TensorWave COO Piotr Tomasik acknowledged the challenges in capacity, particularly concerning RDHx. "We've encountered numerous capacity issues, even with ancillary datacentre equipment. However, we've been successful so far and remain optimistic about our deployment capabilities," he stated.

Looking ahead, TensorWave is setting its sights on direct-to-chip cooling, which can be challenging to implement in datacentres not initially designed for GPU housing. "We're eager to implement direct-to-chip cooling later this year, as it promises greater ease and efficiency with high-density setups," Tomasik expressed.
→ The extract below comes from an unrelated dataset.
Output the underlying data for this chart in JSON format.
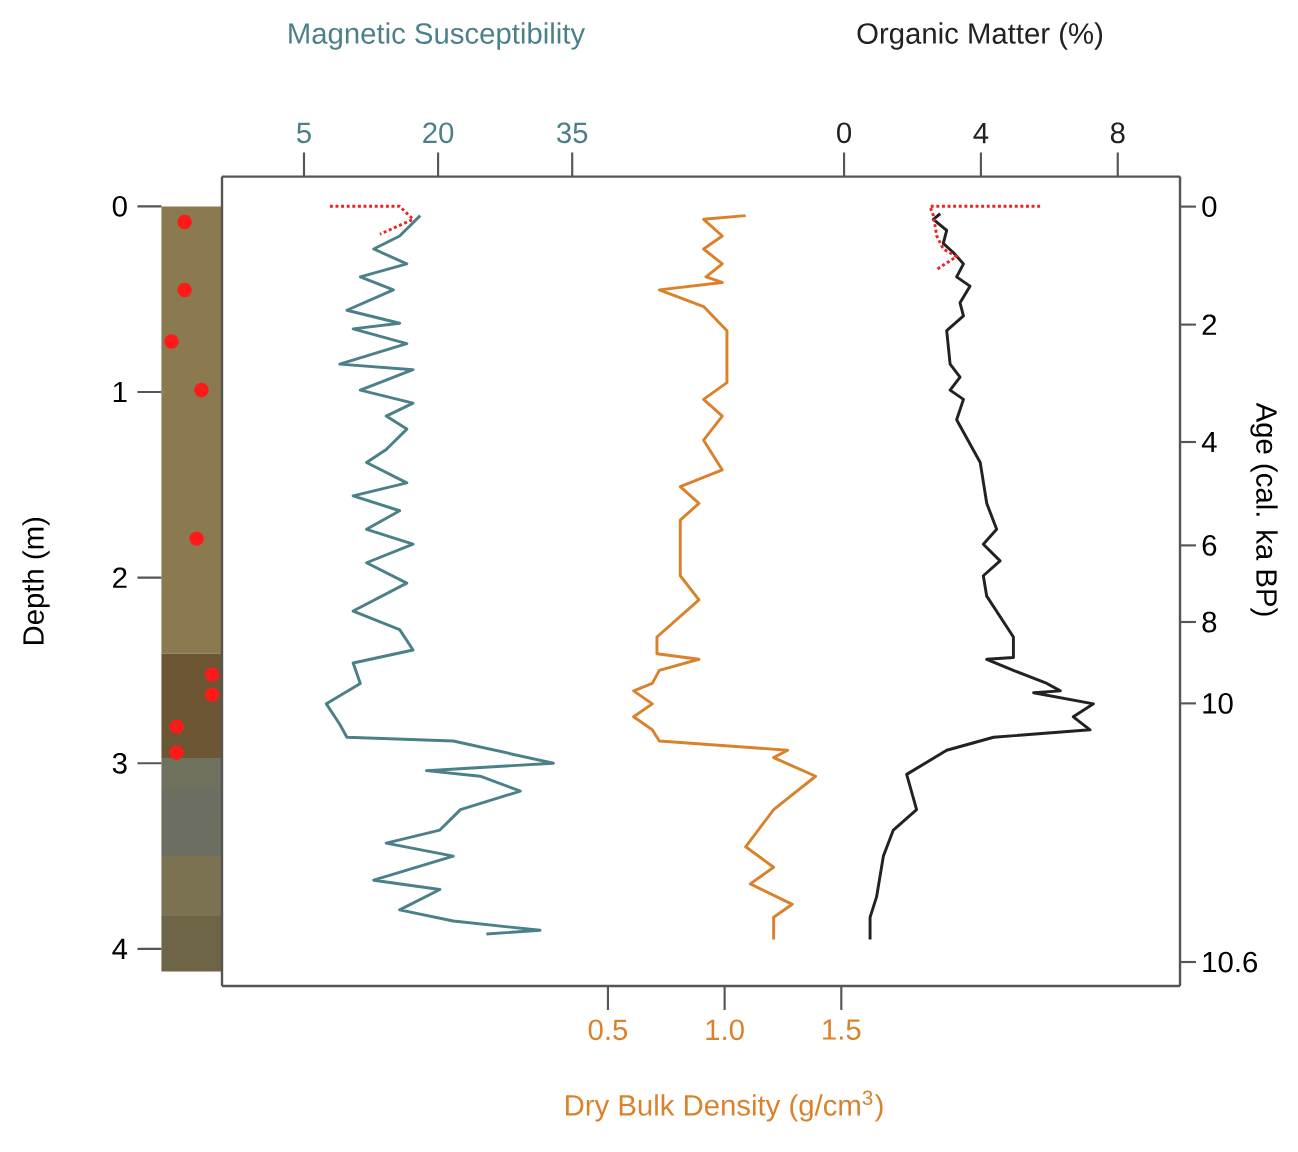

Another hurdle is the market's confidence in AMD's performance. While there is enthusiasm for AMD as an alternative to Nvidia, customers remain uncertain about achieving comparable performance.

"There's a degree of scepticism regarding whether AMD's performance will match what we're accustomed to with Nvidia," Tatarchuk acknowledged.

TensorWave will launch its MI300X nodes using RDMA over Converged Ethernet (RoCE) to expedite system deployment. These bare metal systems will be available for fixed lease periods, starting at $1/hr/GPU.

In the long term, TensorWave plans to introduce a cloud-like orchestration layer for resource provisioning. The company also aims to integrate GigaIO's PCIe 5.0-based FabreX technology, which can interconnect up to 5,750 GPUs within a single domain, encompassing over a petabyte of high-bandwidth memory.

These so-called TensorNODEs are derived from GigaIO's SuperNODE architecture, which was demonstrated last year and connects up to 32 AMD MI210 GPUs. This design allows a single CPU head node to manage a significantly more significant number of accelerators than the typical eight found in GPU nodes.

This strategy diverges from Nvidia's preferred NVLink design, which interlinks multiple Superchips into a large GPU. Although NVLink boasts faster bandwidth, reaching 1.8TB/s, it is limited to configurations of up to 576 GPUs.